High technical and economic potential are attributed to HVAC energy optimization measures that completely or partially remove the fossil-fueled end-use load from a home. . . . [A]lthough [heat pump conversions] present a great technical opportunity for MMBtu savings, there are significant market barriers to customer adoption.

Massachusetts Energy Efficiency, Electrification, and Demand Response Potential Study for 2022-2024, Prepared for National Grid by Guidehouse, p. 23. Attachment to 2022-24 plan. See docket 21-124 in DPU file room.

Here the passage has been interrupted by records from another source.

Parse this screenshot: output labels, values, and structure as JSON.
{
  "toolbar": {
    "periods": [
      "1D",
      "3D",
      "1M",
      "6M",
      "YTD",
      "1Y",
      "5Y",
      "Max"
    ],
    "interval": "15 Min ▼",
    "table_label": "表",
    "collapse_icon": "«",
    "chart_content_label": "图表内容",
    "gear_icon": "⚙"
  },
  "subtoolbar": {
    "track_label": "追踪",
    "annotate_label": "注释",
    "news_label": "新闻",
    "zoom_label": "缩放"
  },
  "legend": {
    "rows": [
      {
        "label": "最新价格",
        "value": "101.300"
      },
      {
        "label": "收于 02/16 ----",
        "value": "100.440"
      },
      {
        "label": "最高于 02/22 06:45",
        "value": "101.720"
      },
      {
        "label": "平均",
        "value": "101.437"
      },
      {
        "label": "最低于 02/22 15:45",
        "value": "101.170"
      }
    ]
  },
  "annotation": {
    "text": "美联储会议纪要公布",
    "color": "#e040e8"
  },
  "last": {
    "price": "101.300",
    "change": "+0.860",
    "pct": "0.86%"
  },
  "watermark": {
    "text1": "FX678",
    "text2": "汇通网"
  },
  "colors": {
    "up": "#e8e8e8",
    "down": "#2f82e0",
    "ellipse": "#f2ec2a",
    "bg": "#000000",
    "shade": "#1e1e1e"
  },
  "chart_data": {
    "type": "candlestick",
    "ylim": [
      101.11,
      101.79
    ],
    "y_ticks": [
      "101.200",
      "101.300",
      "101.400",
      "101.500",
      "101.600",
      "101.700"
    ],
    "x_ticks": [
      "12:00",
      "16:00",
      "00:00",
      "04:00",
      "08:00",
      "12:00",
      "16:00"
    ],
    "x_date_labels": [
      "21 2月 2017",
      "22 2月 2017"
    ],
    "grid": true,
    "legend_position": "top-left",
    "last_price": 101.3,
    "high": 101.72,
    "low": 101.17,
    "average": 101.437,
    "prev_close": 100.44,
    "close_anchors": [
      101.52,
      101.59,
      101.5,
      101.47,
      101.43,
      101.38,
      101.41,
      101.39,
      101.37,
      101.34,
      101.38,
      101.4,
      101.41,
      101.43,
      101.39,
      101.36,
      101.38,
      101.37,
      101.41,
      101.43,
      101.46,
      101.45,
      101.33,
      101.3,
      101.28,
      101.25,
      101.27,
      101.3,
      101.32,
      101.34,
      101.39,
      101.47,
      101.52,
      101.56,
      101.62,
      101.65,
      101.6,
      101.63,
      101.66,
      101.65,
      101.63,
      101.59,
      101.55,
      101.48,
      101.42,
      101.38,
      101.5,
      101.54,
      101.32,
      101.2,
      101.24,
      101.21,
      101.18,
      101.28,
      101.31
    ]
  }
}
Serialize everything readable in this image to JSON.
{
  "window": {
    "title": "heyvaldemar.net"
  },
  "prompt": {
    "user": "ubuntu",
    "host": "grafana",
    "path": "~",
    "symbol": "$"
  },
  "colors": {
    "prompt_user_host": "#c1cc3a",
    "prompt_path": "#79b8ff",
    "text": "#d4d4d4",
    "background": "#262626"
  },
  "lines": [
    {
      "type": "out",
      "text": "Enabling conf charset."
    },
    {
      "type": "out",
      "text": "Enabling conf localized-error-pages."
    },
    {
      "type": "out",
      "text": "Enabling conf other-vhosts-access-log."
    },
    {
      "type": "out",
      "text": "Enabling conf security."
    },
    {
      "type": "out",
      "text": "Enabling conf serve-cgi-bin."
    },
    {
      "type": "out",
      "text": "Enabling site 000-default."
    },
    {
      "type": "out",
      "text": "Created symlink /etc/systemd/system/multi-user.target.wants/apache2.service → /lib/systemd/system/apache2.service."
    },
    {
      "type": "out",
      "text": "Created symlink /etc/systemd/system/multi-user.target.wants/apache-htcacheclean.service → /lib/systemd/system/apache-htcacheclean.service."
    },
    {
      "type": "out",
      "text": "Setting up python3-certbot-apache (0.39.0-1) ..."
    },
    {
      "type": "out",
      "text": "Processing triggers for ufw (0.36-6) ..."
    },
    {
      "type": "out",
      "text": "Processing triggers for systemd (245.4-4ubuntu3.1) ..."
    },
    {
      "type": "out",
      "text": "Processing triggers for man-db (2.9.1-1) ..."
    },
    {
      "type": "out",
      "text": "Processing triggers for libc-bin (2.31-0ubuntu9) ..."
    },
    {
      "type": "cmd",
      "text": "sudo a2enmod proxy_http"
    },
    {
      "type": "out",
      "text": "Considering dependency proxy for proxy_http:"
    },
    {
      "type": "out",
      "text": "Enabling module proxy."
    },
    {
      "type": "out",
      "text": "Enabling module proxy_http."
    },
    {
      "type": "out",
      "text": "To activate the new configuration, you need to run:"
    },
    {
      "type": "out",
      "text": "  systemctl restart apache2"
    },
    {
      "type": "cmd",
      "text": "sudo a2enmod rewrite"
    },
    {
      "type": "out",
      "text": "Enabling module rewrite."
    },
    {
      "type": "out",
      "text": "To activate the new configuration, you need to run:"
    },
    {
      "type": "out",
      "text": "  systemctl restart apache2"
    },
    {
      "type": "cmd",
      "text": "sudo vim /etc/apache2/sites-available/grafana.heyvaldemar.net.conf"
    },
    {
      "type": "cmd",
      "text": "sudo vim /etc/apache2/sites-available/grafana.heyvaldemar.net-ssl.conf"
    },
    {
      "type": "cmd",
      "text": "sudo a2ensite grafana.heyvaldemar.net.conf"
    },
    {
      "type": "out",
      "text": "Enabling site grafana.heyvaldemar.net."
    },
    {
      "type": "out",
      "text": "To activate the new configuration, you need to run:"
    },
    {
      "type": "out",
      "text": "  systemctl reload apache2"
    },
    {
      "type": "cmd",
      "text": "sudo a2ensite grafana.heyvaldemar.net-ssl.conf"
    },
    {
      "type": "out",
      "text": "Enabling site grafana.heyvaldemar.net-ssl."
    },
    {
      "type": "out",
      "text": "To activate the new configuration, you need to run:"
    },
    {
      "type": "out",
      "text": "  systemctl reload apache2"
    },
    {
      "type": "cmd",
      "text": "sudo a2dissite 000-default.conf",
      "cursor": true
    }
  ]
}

So, it is likely that we will find a way to penetrate more deeply into the gas heated universe if we want to maintain a high annual volume of conversions. We will have to grapple with the fact that natural gas conversions do not work within the current benefit-cost framework. From the perspective of many consumers, the benefit-cost ratio is negative, regardless of incentives up to 100% of capital costs, since operating costs go up after conversion. And from the perspective of MassSave, for a typical heat-pump-from-gas conversion to exceed a threshold BCR of 1, the SCC would have to be almost $1,000. The graph below shows how high the social cost of carbon would need to be with current market pricing to achieve different benefit-cost ratios

Line extrapolated from the two BCRs at SCC of $128 and $393 in attachment to National Grid response to Information Request DPU-Comm 8-2, Docket 21-124 and attachment. The particular measure shown is “Central Ducted Heat Pump Fully Displacing Existing Furnace, Gas.” Get raw computations here.

An alternative to the social cost of carbon

Several distinguished economists have recently argued that the modeling approach used by the federal Interagency Working Group (a) is flawed and unreliable and (b) does not generate carbon “shadow prices” that are adequately high to support the investment needed to achieve stated climate goals.

Without delving into the arcane literature of “damage functions” and discount rates, suffice it to say that the uncertainty in looking so far to the future is irreducible. The federal regulatory framework may call for a quantified SCC and some economists may be able to form a conviction as to what the right SCC is, but their opinions will vary. Most people will never find a justification of any particular SCC to be compelling. Politicians will be able to vary it according to their ends. The federal SCC is likely to continue to lurch every few years as partisan control shifts.

The economists’ second point is also valid — the SCC just will not be high enough to support needed investment decisions within many regulatory frameworks, as shown above for our own MassSave framework.

We have committed to certain climate goals and it is possible to roughly assess the costs of achieving those goals. That is the exercise underlying our Clean Energy and Climate Plan. That plan has a finite number of moving parts. If we believe the plan is necessary, we need to price each of those parts, find funding for them, and move forward. We need to apply economic discipline to choose the most cost effective approaches, and some relative pricing model may help do that, but we will eventually need to dispense with benefit-cost screening using a carbon damage model. The question is not what theoretical future damages will be, but what we are willing to pay today to achieve our stated emission reduction goals. This reframing could address the MassSave benefit-cost ratio problem, but we should certainly continue to evaluate benefit cost-ratios and choose measures that are reasonably efficient.